Last year I was asked to break GPT-4 – to produce terrible things. Me and other interdisciplinary researchers got early access and tried to get GPT-4 to show prejudice, generate hate propagandaand even take deceptive measures in order to help OpenAI understand the risks it posed, so that they could be addressed before its public release. This is called AI red teaming: attempting to make an AI system act in a harmful or unintended way.
The red team is a valuable step towards building AI models that will not harm society. To make AI systems stronger, we need to know how they can fail – and ideally, we do this before they create significant problems in the real world. Imagine what might have turned out differently if Facebook had tried to team up the impact of its major AI recommender system changes with outside experts and fix the issues they uncovered, before impacting elections and conflicts around the world. Although OpenAI faces many valid criticisms, its willingness to involve external researchers and provide a detailed public description of all potential damage to its systems sets an opening bar that potential competitors should also be called upon to follow.
Standardizing the red team with external experts and public reporting is an important first step for the industry. But because generative AI systems are likely to impact many of society’s most critical institutions and public goods, red teams need people with a deep understanding of all of these issues (and their impacts on each other) in order to understand and mitigate potential damage. For example, teachers, therapists, and civic leaders could be paired with more experienced AI red teams to combat such systemic impacts. AI industry investment in an inter-company community such pairs of red teams could significantly reduce the likelihood of critical blind spots.

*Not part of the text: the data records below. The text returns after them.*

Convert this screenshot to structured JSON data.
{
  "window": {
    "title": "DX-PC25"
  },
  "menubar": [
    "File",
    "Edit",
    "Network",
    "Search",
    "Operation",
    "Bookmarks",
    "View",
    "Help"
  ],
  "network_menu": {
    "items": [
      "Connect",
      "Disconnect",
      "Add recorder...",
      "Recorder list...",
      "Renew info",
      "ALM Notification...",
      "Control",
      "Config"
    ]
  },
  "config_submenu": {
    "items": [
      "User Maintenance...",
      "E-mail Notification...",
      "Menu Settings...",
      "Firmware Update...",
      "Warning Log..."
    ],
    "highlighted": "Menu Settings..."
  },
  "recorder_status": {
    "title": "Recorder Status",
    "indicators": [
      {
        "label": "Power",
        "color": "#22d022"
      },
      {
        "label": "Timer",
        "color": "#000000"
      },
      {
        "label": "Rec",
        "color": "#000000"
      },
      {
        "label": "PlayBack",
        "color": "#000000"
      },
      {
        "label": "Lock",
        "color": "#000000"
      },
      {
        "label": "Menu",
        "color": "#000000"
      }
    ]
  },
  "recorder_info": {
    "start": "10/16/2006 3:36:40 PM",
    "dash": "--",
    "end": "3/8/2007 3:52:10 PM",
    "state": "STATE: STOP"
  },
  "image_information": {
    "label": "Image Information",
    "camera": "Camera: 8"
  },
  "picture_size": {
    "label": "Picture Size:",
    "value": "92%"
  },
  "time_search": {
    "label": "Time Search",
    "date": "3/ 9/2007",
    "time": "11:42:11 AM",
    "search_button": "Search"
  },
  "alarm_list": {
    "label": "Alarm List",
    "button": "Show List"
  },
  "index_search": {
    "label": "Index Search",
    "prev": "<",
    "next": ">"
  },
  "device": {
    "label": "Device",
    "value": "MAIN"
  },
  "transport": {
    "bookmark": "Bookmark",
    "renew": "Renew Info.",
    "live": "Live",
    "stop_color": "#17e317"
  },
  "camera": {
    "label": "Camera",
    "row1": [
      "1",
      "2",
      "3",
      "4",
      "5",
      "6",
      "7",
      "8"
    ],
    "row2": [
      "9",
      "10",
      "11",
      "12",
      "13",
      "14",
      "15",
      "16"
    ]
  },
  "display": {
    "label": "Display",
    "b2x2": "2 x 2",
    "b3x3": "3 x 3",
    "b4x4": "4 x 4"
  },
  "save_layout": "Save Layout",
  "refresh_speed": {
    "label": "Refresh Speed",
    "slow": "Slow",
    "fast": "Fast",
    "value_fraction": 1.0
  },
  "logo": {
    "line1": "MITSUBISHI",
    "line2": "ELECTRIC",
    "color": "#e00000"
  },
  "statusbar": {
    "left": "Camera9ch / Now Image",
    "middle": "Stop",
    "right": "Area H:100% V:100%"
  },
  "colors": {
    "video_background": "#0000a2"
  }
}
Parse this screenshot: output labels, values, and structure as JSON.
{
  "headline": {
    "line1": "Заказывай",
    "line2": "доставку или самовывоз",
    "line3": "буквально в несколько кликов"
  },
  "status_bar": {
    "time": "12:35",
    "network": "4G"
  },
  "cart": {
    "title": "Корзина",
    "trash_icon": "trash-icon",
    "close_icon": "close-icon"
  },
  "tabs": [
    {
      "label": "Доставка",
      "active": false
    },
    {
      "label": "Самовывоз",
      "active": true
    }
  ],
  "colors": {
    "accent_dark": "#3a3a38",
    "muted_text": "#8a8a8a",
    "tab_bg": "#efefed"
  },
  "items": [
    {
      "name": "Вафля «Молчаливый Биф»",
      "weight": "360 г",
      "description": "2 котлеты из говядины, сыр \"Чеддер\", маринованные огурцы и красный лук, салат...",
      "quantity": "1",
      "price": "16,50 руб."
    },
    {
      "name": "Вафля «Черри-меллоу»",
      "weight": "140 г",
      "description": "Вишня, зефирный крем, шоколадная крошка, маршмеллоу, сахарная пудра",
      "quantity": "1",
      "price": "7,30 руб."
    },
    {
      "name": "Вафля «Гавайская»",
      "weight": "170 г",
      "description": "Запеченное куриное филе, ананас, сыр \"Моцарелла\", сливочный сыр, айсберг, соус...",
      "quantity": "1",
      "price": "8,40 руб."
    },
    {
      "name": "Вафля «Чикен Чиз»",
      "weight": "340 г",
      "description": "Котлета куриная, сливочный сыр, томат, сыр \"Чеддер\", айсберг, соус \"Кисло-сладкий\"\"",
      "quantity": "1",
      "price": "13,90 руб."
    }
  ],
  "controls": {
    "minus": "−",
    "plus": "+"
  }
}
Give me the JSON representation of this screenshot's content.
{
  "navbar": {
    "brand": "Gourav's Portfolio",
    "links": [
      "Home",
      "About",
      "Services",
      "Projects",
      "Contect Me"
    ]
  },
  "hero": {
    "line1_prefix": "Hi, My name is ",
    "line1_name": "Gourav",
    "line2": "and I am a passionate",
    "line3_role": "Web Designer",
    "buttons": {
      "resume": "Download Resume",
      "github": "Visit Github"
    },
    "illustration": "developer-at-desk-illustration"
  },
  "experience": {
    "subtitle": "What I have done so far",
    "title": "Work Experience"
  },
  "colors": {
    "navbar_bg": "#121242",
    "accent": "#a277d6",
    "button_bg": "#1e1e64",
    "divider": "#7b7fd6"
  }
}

After a new system is released, carefully allowing people who weren’t part of the pre-release red team to attempt to crack the system without the risk of a ban could help identify new glitches and issues with fixes. potentials. Scenario exercisesthat explore how different actors would react to model releases, can also help organizations understand more systemic impacts.
But if the GPT-4 red team taught me anything, it’s that the red team alone is not enough. For example, I just tested Google’s Bard and OpenAI’s ChatGPT and was able to get both to create scam emails and conspiracy propaganda on the first try “for educational purposes”. The red team alone did not solve this problem. To truly overcome the damage uncovered by the red team, companies like OpenAI can go further and offer early access and resources to use their models to defense And resilienceAlso.
I call it a purple team: identify how a system (e.g. GPT-4) could harm an institution or public good, then support the development of tools using this same system to defend the institution or the public good. You can think of it as a kind of judo. General purpose AI systems are a vast new form of power unleashed on the world, and that power can harm our public goods. Just as judo redirects the power of an attacker in order to neutralize him, the purple team aims to redirect the power released by AI systems in order to defend these public goods.